SALEMBURG — With a small group of students at Lakewood High School, Extension Agent Lethia Lee and Career Adviser Summerlyn Faircloth talked about famous people who overcame the challenges of teenage parenthood.
One of them included Maya Angelou, who went on to becoming a world-famous poet. The adult educators want those young parents to be successful in their future endeavors too. The Sampson County Cooperative Extension is continuing to help teenage parents through the “Table for Two” program, which teaches how to deal with pregnancy and being a parent. Participants receive resources, including those teaching proper nutrition for babies. Also, self-esteem is taught during the class.
Along with other teens involved, Brittany Bennett, a 17-year-old junior, enjoyed listening to the experiences of participants and cooking tips for her child. The majority of people in the program like Bennett are mothers, but fathers such as Allen Goodrich, an 18-year-old senior, benefit as well.
“It kind of taught me more things that would be more healthier (when my child) eats, how to cook it and how to prepare,” Goodrich said.
Junior Michelle Ramirez, 17, said it was also helpful when it came to opening up about being a teen parent.
“The program has been very helpful to me and it helped me open up more,” Ramirez said. “It helped me collaborate with other students, teen moms and dads that also had babies.”
Lakewood is one of few schools in Sampson County using the Table for Two resource for students. Sessions were previously held at Lakewood High School. Its curriculum is under the Expanded Food and Nutrition Education Program, which is a federally-funded program through Cooperative Extension. At the conclusion of the program, awards and 12-hour certificates from North Carolina State University and North Carolina Agricultural and Technical State University, were awarded to the students in Table for Two.
“After being here at Lakewood, I feel that it’s a program that’s really needed within the school system,” Lee said. “They have food and nutrition and parenting classes, but we go a little bit deeper and talk about the baby.”
Also, Lee said it gives the students confidence about being in a school environment and not being secluded.
“They know they’re different and not the same as other students,” Lee said about parenthood. “They have children, so they have to think of ways to do things that the other children don’t.”
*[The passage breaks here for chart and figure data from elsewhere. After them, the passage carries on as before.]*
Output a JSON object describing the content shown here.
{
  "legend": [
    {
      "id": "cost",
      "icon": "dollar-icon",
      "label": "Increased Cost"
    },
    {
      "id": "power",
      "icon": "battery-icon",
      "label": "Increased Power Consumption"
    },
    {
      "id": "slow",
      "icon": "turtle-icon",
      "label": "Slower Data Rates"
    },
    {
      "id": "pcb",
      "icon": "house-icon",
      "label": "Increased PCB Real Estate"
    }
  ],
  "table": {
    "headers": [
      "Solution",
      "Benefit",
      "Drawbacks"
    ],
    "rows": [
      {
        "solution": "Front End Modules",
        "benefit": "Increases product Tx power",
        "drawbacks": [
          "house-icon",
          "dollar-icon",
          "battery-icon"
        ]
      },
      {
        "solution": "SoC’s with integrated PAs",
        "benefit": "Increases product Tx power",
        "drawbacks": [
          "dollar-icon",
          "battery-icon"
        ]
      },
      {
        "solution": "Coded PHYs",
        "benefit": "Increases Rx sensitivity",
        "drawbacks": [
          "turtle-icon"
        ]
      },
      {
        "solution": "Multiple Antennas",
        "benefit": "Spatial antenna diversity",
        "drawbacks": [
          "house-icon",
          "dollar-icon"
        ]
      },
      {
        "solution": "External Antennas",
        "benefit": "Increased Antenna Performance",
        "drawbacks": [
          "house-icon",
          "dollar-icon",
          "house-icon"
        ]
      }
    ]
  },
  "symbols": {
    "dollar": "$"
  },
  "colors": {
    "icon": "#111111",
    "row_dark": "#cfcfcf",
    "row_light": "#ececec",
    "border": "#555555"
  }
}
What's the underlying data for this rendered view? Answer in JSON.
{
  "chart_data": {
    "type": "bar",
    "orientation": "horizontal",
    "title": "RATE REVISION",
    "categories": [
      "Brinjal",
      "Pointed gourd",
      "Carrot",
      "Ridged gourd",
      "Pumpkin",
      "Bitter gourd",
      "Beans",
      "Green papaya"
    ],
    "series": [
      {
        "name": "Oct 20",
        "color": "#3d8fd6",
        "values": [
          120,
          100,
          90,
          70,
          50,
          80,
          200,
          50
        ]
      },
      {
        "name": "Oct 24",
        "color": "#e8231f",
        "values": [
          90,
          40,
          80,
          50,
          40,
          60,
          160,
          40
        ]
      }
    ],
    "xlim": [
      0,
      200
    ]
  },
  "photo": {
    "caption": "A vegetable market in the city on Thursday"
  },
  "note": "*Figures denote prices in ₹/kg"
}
Guidance Counselor Cynthia Wood was instrumental in bringing the program to the school and working with Lee. Faircloth said Lakewood was very excited about working with the Cooperative Extension.
“I think it’s very beneficial for them,” Faircloth said. “They’re young and they’re still children themselves.”
She added that one of the advantages of Table for Two is the instruction, motivation for success and assistance.
“So many children that become young parents, it consumes them to point where they quit school,” Faircloth said. “I want to commend the kids that are still at school and knowing that it’s so important for their children.”
Less than a dozen students at Lakewood High School are pregnant or teen parents. Faircloth said the amount may be a little more if male student numbers are included. Seven students finished the program.
“The kids who stay in school really do try and I’m really proud of them,” Faircloth said.
Despite the challenges, Ramirez stressed that it’s possible to be successful.
“You can get really far in life with a baby because he’ll be your number one and the reason you haven’t given up on everything,” Ramirez said.